We propose to explore the role of the medial olivocochlear (MOC) efferent system in enhancing and
“sharpening” the encoding of complex sounds. We will use extracellular recordings in awake animals of inferior
colliculus (IC) and ventral nucleus of the trapezoid body, where MOC neurons are located. We also propose
psychophysical studies in humans, click-evoked otoacoustic-emission measurements, and a new
computational model that includes efferent pathways. In previous grant cycles, we discovered a novel neural-
coding strategy based on relatively slow fluctuations in the responses of auditory-nerve (AN) fibers, referred to
as neural fluctuations (NFs). For listeners with normal hearing, contrasts in NF profiles along the tonotopic axis
provide a robust code for spectral peaks and valleys across a wide range of sound levels and frequencies, as
well as in noise, but NF contrasts are adversely affected by sensorineural hearing loss. NF contrasts are
shaped by peripheral tuning and nonlinearities, which are in turn strongly affected by cochlear gain, motivating
our focus on the MOC system in this application. The MOC has traditionally been described as the hub of a
short reflex loop, with wide-dynamic-range inputs from the cochlear nucleus and an output that projects directly
to cochlear outer hair cells to modulate cochlear gain. An assumed role of the efferent system is to increase
the dynamic range of neurons, reducing rate saturation. It has not been possible to test this assumption using
AN recordings, but cochlear nucleus recordings in unanesthetized animals reveal that responses are saturated
at moderate levels and dynamic ranges are not increased, bringing into question this presumed function of the
efferent system. We propose a new concept: a purpose of the efferent system is to maintain and
enhance, or sharpen, NF contrasts. A less-studied but major input to the MOC descends from the IC.
Because nearly all IC neurons are sensitive to slow fluctuations on their inputs, NF contrasts are represented
by the profile of rates across the population of IC neurons. We hypothesize that IC input to the MOC
provides the NF-driven signal that is required by a control system that maintains and enhances NF
contrasts.
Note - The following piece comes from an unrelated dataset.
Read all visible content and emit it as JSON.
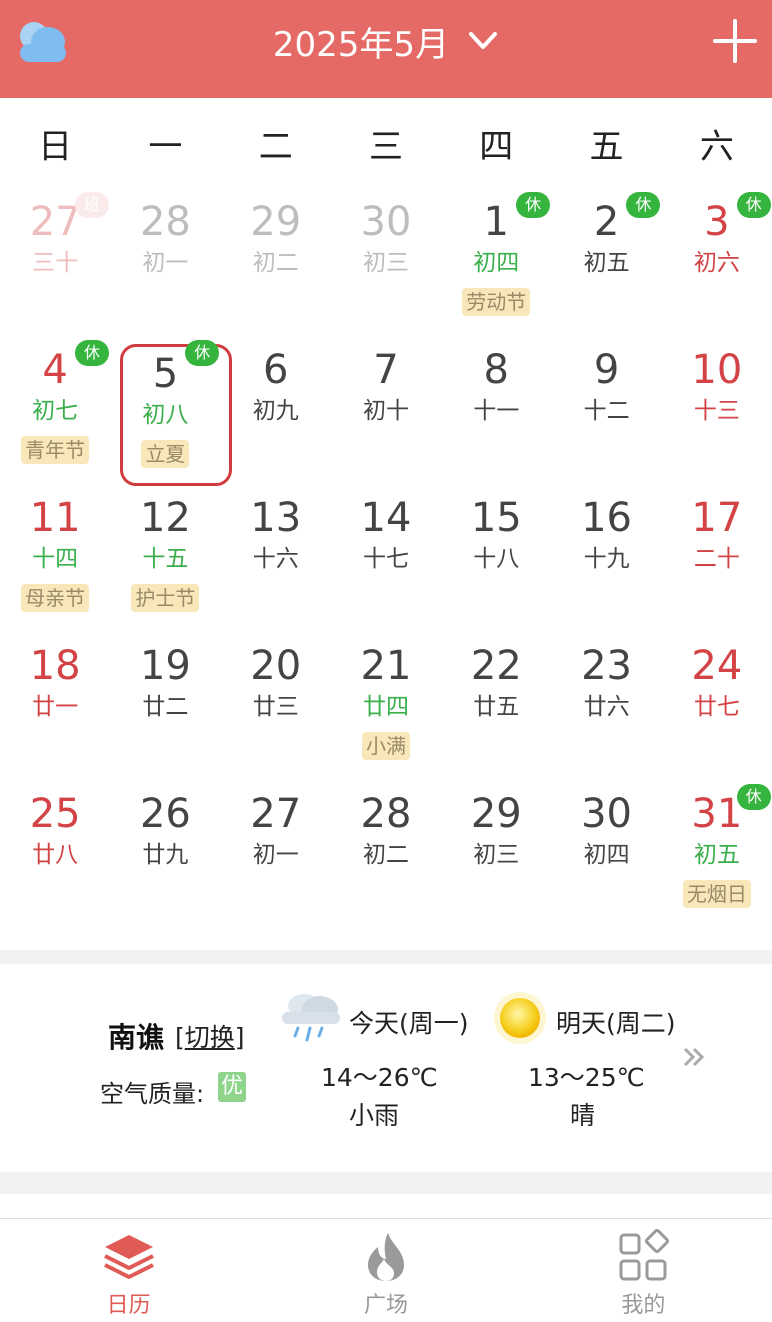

The IC-rate profile, combined with the wide-dynamic-range input from the cochlear nucleus,
provides the efferent system with the information required to control NF contrasts across a wide range of
acoustic conditions. Exciting preliminary results support the hypothesis that this system actively sharpens the
representation of complex sounds. Our new computational model that includes efferent pathways provides
testable predictions for IC and MOC physiological responses and for psychophysical performance in human
listeners, with varying degrees of sensorineural hearing loss. Understanding nonintuitive effects of different
degrees of sensorineural hearing loss on NF profiles, in the context of dynamic MOC feedback, provides new
insight into the pe...

## Key facts

- **NIH application ID:** 10879659
- **Project number:** 2R01DC001641-33A1
- **Recipient organization:** UNIVERSITY OF ROCHESTER
- **Principal Investigator:** Laurel H. Carney
- **Activity code:** R01 (R01, R21, SBIR, etc.)
- **Funding institute:** NIH
- **Fiscal year:** 2024
- **Award amount:** $632,710
- **Award type:** 2
- **Project period:** 1992-07-01 → 2029-07-31

## Primary source

NIH RePORTER: https://reporter.nih.gov/project-details/10879659

## Citation

> US National Institutes of Health, RePORTER application 10879659, Auditory Processing of Complex Sounds (2R01DC001641-33A1). Retrieved via AI Analytics 2026-05-26 from https://api.ai-analytics.org/grant/nih/10879659. Licensed CC0.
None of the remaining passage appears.